Leavenworth, 2 hours from Seattle | Two Campgrounds, Groomed Winter Trails, Horse Stables

Horse Rental. The sign outside Icicle Outfitters and Guides in Lake Wenatchee State Park makes it sound like an equine Hertz. Between Memorial and Labor days, Icicle Outfitters leads almost a dozen rides a day, from the walk-up $34 trip through the forest to an all-day excursion up Nason Ridge for a spectacular vista of Lake Wenatchee. The lake isn’t close to the city that shares its name (it’s just west of Leavenworth), but both salute the Wenatchi tribe that fished the river that links them. Besides the horses there are boat launches and snacks at the park store, a golf course just outside the park boundary, and bike trails through the surrounding mountains.
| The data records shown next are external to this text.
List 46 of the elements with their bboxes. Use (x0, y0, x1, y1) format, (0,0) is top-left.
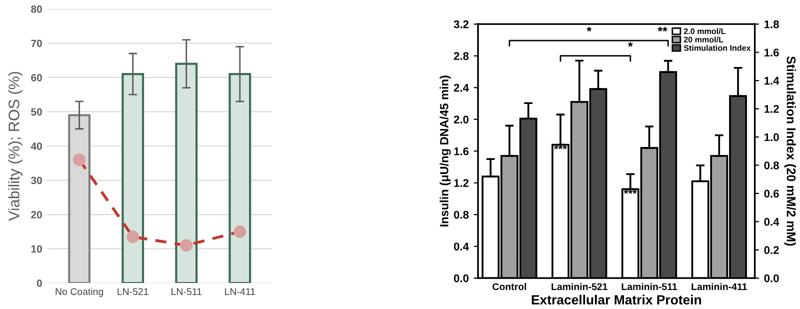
x-tick-label: Laminin-411 (692, 282, 747, 290)
y-tick-label: 80 (31, 5, 42, 13)
y-tick-label: 50 (31, 108, 42, 116)
x-tick-label: Control (492, 282, 526, 290)
y2-tick-label: 1.0 (764, 133, 779, 142)
annotation: ** (658, 26, 668, 32)
x-tick-label: LN-411 (225, 288, 255, 295)
y2-tick-label: 1.8 (764, 20, 779, 28)
annotation: * (628, 42, 633, 47)
y-tick-label: 0.8 (454, 210, 469, 219)
y2-tick-label: 0.6 (764, 190, 779, 198)
annotation: * (586, 26, 592, 32)
y-axis-title: Insulin (μU/ng DNA/45 min) (440, 76, 451, 226)
x-axis-title: Extracellular Matrix Protein (532, 294, 702, 304)
y-tick-label: 0 (36, 280, 42, 287)
y-tick-label: 20 (31, 211, 42, 218)
y-tick-label: 1.6 (454, 147, 469, 156)
y2-tick-label: 0.4 (764, 218, 780, 226)
x-tick-label: LN-511 (172, 288, 202, 296)
y2-tick-label: 0.0 (764, 274, 779, 282)
y2-axis-title: Stimulation Index (20 mM/2 mM) (784, 56, 796, 246)
legend-label: Stimulation Index (684, 44, 751, 51)
y-tick-label: 10 (31, 245, 42, 253)
y-tick-label: 40 (30, 142, 42, 150)
y2-tick-label: 0.8 (764, 161, 779, 170)
y2-tick-label: 1.6 (764, 48, 779, 56)
y-tick-label: 0.4 (454, 242, 469, 250)
legend-label: 2.0 mmol/L (684, 28, 726, 34)
y-tick-label: 1.2 (454, 179, 469, 187)
y-tick-label: 3.2 (454, 20, 469, 28)
y2-tick-label: 1.2 (764, 105, 779, 113)
y-axis-title: Viability (%); ROS (%) (8, 72, 22, 221)
x-tick-label: Laminin-521 (552, 282, 608, 290)
x-tick-label: Laminin-511 (622, 282, 678, 290)
y2-tick-label: 1.4 (764, 76, 780, 85)
y-tick-label: 0.0 (454, 274, 469, 282)
y-tick-label: 2.4 (454, 84, 469, 92)
legend-label: 20 mmol/L (684, 36, 724, 43)
y-tick-label: 70 (31, 40, 42, 48)
y-tick-label: 30 (30, 176, 42, 184)
y2-tick-label: 0.2 (764, 246, 779, 254)
y-tick-label: 2.0 (454, 116, 469, 124)
y-tick-label: 2.8 (454, 52, 469, 60)
y-tick-label: 60 (31, 74, 42, 82)
x-tick-label: LN-521 (118, 288, 148, 296)
x-tick-label: No Coating (56, 288, 104, 297)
Kayaks line the beach ready for rental, but unlike on a guided horseback tour, it’s up to you to find your own way home.

Icicle Outfitters uses authentic horsepower for Lake Wenatchee tours.

Spelunk at Crawford State Park Heritage Site

Metaline Falls, 6.75 hours from Seattle | Short Trail, Cave Tours

 The tale begins around 1900, when a bootlegger literally stumbled into current-day Crawford State Park’s central attraction, Gardner Cave, while hiding illegal booze. Years later, legend says, the bootlegger lost the whole parcel in a card game. Once the lands were deeded to the state, the 2,000-foot limestone cavern became a graffitied hangout during the middle of the twentieth century (that’s the bummer part of the tale) before the park instituted tours-only access in 1977. But today the free excursion is a Goonies-level adventure past stalagmites and unearthly underground pools, under a ceiling of tree roots that dig through the cave top like natural shag carpet. The 45-minute underground tour might be the weirdest outing in the state park system, but there’s even a bonus—a quarter-mile trail behind the cave entrance leads to the Canadian border, unmarked except for a ragged American flag.

Access to state park facilities may vary due to pandemic restrictions. Always check in with individual state parks before you go.